Do you make mass in your mess? Do you worship in your wilderness, dear soul? Do you do as the Psalm says and turn your valley of tears into a place of refreshment, a well-spring (Psalm 84:6)?

And I plead with God to make the praise rise again. To enable me to take one step of faith at a time. To keep going when I'm so tired of trudging into the unknown and stumbling through what seems like never-ending sorrow and all things broken. I ask God for continued rays of hope. Just keep reminding me that all this will be worth-it in the end. 

I look around me and yes, I do see wells of salvation springing up at the exact points of exhaustion when I need them. I do see streams in the desolate places reminding me that Love will have the final word. That, as long as God is on His throne, I'm carried by grace and hope. That I can look down and see the footprints of His right alongside me, telling me to keep going in the moments when I want to give in the most. 

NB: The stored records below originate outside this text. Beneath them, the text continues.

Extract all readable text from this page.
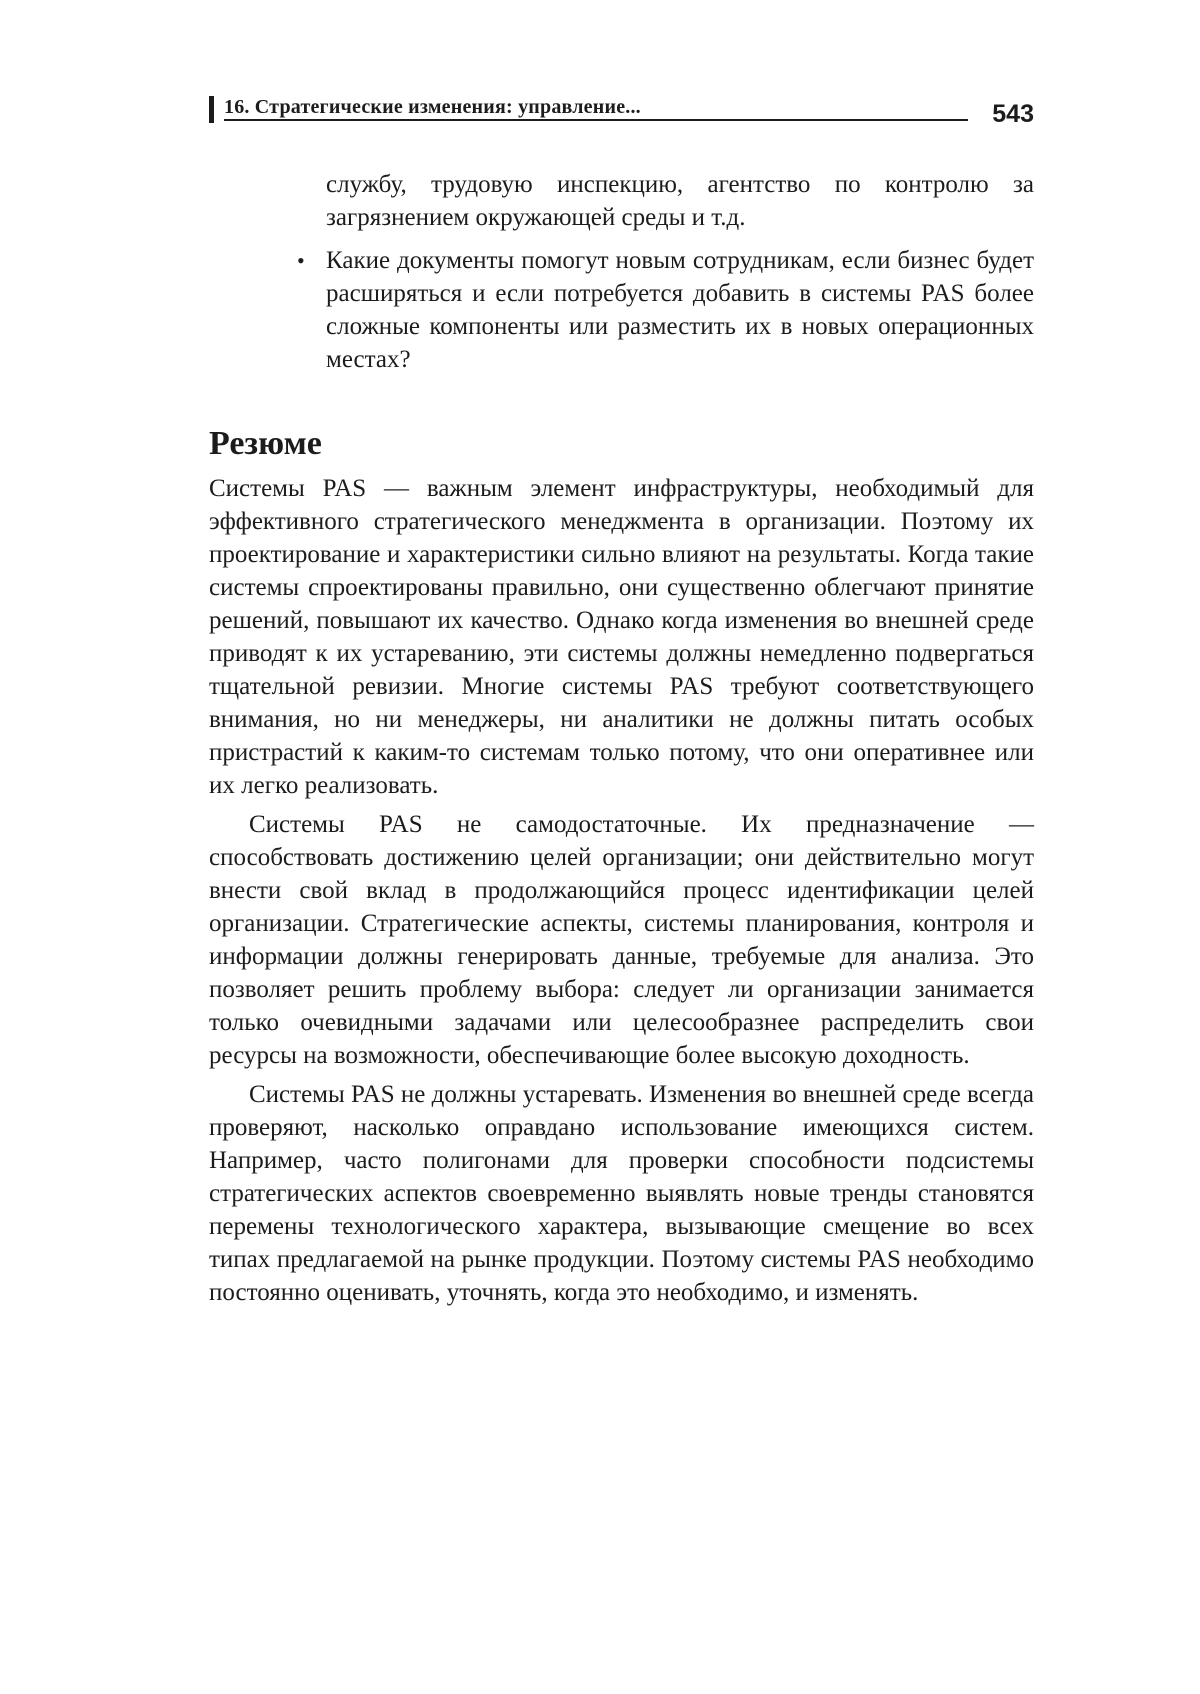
16. Стратегические изменения: управление...	543

службу, трудовую инспекцию, агентство по контролю за загрязнением окружающей среды и т.д.

• Какие документы помогут новым сотрудникам, если бизнес будет расширяться и если потребуется добавить в системы PAS более сложные компоненты или разместить их в новых операционных местах?
Резюме

Системы PAS — важным элемент инфраструктуры, необходимый для эффективного стратегического менеджмента в организации. Поэтому их проектирование и характеристики сильно влияют на результаты. Когда такие системы спроектированы правильно, они существенно облегчают принятие решений, повышают их качество. Однако когда изменения во внешней среде приводят к их устареванию, эти системы должны немедленно подвергаться тщательной ревизии. Многие системы PAS требуют соответствующего внимания, но ни менеджеры, ни аналитики не должны питать особых пристрастий к каким-то системам только потому, что они оперативнее или их легко реализовать.

Системы PAS не самодостаточные. Их предназначение — способствовать достижению целей организации; они действительно могут внести свой вклад в продолжающийся процесс идентификации целей организации. Стратегические аспекты, системы планирования, контроля и информации должны генерировать данные, требуемые для анализа. Это позволяет решить проблему выбора: следует ли организации занимается только очевидными задачами или целесообразнее распределить свои ресурсы на возможности, обеспечивающие более высокую доходность.

Системы PAS не должны устаревать. Изменения во внешней среде всегда проверяют, насколько оправдано использование имеющихся систем. Например, часто полигонами для проверки способности подсистемы стратегических аспектов своевременно выявлять новые тренды становятся перемены технологического характера, вызывающие смещение во всех типах предлагаемой на рынке продукции. Поэтому системы PAS необходимо постоянно оценивать, уточнять, когда это необходимо, и изменять.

But it all starts with choosing brave. It starts with realizing that this life isn't about my happiness but my holiness. And just perhaps, holiness can't come any other way than walking through the places where you least feel like God would show up and discovering that He has hidden miracles waiting for those who believe? 

And so, I take comfort in the fact that my God has walked this path before me. That I'm not alone in this season of uncertainty and testing. And I take hope that He's survived the temptings of the wilderness wanderings and kept the faith. That, through Him, I can and will do the same.